Gaga did a meditation exercise with the young people to show them how she deals with stress.
"Meditation helps me to calm down," she told the group during her visit. "I don't have the same kinds of issues that you have, but I have a mental illness and I struggle with that mental illness every day so I need my mantra to help keep me relaxed."
Visit a surprise to most at center
Gaga performed "Million Reasons," one of the songs from her latest album, "Joanne," for the group. She also let every staff member and teen take a selfie with her individually, the center's founder and Executive Director, Carl Siciliano, told CNN.
"Lady Gaga has always been extraordinarily supportive of the LGBT community," Siciliano said. "She was remarkably unguarded, open and available to each individual young person."
The visit was a surprise to most of the staff and the 60 to 70 teens at the center.

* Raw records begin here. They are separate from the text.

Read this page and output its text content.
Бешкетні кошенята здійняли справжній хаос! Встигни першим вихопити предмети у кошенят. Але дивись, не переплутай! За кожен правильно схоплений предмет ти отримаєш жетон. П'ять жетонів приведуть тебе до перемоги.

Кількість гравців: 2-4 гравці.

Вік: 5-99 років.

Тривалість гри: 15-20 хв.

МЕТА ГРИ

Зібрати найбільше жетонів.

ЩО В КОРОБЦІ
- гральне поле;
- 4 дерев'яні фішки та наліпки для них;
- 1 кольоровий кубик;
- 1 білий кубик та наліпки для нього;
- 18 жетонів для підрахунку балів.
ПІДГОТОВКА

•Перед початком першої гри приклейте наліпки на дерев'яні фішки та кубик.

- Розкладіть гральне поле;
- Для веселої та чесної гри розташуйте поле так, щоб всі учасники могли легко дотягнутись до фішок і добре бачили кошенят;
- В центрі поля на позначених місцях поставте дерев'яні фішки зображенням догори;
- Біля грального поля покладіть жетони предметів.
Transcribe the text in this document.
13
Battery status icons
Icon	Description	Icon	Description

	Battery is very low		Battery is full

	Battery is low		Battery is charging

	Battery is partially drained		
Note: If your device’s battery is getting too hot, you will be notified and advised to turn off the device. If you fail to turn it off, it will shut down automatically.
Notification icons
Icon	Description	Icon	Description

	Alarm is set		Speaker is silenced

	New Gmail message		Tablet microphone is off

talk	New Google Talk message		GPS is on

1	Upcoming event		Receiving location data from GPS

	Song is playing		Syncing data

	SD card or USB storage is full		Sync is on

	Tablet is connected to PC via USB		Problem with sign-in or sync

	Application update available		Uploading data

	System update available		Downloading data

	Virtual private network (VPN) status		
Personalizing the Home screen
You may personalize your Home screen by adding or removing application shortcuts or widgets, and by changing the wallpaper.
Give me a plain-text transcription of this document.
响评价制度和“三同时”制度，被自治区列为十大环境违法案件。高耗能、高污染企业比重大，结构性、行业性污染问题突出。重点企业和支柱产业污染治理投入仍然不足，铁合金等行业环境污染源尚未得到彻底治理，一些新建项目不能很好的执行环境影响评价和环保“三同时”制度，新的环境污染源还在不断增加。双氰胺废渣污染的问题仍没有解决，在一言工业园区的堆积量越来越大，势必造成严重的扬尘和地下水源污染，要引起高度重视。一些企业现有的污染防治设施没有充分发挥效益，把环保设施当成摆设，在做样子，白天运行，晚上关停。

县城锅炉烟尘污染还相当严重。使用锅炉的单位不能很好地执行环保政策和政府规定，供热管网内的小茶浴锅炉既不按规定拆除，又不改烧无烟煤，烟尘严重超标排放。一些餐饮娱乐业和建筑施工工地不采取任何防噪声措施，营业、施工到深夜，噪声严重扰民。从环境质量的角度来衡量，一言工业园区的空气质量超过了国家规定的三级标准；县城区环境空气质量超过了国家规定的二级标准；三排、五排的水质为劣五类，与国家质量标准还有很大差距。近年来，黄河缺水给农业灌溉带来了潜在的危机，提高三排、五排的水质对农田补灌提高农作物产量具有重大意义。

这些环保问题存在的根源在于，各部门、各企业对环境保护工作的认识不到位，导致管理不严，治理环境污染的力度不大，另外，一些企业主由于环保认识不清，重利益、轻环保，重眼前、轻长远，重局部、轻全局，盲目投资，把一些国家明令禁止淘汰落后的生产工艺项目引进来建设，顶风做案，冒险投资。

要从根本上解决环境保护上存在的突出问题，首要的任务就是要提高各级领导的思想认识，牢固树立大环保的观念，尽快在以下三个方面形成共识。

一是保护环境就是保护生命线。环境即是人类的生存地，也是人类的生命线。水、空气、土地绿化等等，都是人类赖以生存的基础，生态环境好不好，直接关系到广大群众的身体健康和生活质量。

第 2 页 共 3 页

As soon as they saw her come in, the group just started screaming, Siciliano said.
He said 75% of young people that come to the center say they were subjected to either physical or sexual abuse in their homes because their parents couldn't accept them being LGBT.
Center named for murder victim
"To have somebody so famous, celebrated and valued in our society kind of showed them that they are worth being cared about and worth being loved when they often feel so dramatically invalidated," Siciliano said. "It was very moving and meaningful to them."
Siciliano founded the Ali Forney Center in 2002. He named it after a homeless gender nonconforming person who he worked with at a different homeless drop-in center, Ali Forney. Forney was murdered on the streets of Harlem in 1997.
His murder is still unsolved. At that time, there were no homeless shelters for LGBT people only. The day the Lady Gaga segment aired on the "Today" show was the 19th anniversary of his death.